# Bait Caster brake change



## tailchaser16 (Sep 23, 2008)

Do any of you bait cast users ever change out the brakes that come in the box on your reels?
I have never but was wondering if they go bad or something.


----------



## lemaymiami (Feb 9, 2007)

It's not that they go bad (unless you're fooling around with the reel and lose one or two..). It's that different anglers have different needs... If you're tossing heavy plugs one set up might suit you just fine - but if you start fishing with light lures then different brakes might make things work better... 

A lot of this is close to voodoo - and a really good reel man can assist an angler in properly setting up his (or her) reels... Most of us just fumble along using trial and error to go with whatever brake setup we choose...

That I know of... the brakes on bait casters don't "go bad" though...
Hope this helps...


----------



## SomaliPirate (Feb 5, 2016)

I have a Ambassadeur 5000 that my dad bought in 1968 and the brakes still look good whenever I break it down. And that reel has been fished hard over the years.


----------



## Smackdaddy53 (Dec 31, 2012)

tailchaser16 said:


> Do any of you bait cast users ever change out the brakes that come in the box on your reels?
> I have never but was wondering if they go bad or something.
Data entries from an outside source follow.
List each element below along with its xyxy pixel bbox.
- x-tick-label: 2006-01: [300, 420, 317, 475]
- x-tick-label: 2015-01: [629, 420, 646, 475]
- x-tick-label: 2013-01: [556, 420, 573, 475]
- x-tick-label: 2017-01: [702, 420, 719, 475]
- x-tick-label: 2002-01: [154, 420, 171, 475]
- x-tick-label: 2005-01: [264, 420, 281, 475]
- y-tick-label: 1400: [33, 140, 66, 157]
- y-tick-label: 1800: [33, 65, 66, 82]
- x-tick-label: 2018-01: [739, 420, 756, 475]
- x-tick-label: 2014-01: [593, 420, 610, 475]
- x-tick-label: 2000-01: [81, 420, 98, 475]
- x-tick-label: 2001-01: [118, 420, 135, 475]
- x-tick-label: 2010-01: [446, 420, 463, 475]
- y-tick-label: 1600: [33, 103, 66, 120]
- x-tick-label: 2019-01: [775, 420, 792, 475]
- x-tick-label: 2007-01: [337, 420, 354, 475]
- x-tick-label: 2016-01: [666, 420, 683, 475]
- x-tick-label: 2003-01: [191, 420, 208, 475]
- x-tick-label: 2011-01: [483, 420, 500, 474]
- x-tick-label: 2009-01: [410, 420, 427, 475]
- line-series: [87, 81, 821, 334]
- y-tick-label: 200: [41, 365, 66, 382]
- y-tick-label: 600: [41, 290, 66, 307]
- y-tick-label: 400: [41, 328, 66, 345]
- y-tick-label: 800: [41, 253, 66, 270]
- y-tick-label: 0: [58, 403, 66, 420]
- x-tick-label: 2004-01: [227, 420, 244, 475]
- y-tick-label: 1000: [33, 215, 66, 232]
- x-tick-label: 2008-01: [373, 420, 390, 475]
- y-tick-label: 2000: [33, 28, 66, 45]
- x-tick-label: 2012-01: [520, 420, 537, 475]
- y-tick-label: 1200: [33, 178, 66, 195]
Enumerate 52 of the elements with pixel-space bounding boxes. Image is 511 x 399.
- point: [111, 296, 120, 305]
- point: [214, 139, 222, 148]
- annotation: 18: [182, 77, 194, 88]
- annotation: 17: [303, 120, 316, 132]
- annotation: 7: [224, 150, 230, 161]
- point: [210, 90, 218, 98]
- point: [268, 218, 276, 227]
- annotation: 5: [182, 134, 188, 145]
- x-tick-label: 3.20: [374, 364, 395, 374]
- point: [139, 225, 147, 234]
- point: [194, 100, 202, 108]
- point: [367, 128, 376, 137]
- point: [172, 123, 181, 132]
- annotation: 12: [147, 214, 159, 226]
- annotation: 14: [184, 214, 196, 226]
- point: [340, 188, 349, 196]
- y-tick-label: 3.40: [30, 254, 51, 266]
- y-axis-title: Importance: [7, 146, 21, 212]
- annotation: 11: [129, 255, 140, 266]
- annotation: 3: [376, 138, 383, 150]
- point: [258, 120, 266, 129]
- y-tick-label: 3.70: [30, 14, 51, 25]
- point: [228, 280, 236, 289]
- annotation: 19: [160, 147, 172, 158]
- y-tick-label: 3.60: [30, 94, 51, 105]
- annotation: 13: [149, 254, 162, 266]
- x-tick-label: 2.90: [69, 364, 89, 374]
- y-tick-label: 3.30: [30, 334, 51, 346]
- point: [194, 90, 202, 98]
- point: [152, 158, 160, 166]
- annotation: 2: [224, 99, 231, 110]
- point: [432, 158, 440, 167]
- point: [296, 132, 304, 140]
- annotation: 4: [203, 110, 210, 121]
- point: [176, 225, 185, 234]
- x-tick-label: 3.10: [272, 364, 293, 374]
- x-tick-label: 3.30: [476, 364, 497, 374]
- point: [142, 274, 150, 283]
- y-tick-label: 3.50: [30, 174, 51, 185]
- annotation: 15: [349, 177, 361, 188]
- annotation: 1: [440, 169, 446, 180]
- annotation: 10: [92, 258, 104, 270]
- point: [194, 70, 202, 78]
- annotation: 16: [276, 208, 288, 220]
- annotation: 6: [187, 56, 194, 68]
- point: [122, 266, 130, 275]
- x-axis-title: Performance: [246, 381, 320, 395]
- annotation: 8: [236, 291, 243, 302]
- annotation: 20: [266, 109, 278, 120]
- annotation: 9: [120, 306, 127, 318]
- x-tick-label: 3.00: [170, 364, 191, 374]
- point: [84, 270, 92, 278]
Depends on what reel you are referring to. The older Shimanos came with pink and green brakes and you can buy grey ones. They are different thicknesses and weights so you can fine tune your cast settings. I’d have to go open up some of mh old Shimanos but I think pink ones were heaviest, green were lighter and the grey ones are lightest.


----------



## tailchaser16 (Sep 23, 2008)

Maybe I should have rephrased my question:
the older Shimano reels came with pink brakes on the spool. Yet in a baggie there were green and more pink. I know the green are different sizes, but always wondered why they gave more pink.


----------



## Smackdaddy53 (Dec 31, 2012)

I guess in case you lose some? 
I always popped three pinks out and replaced with greens and just leave two greens popped out across from each other and never worried about them again.


----------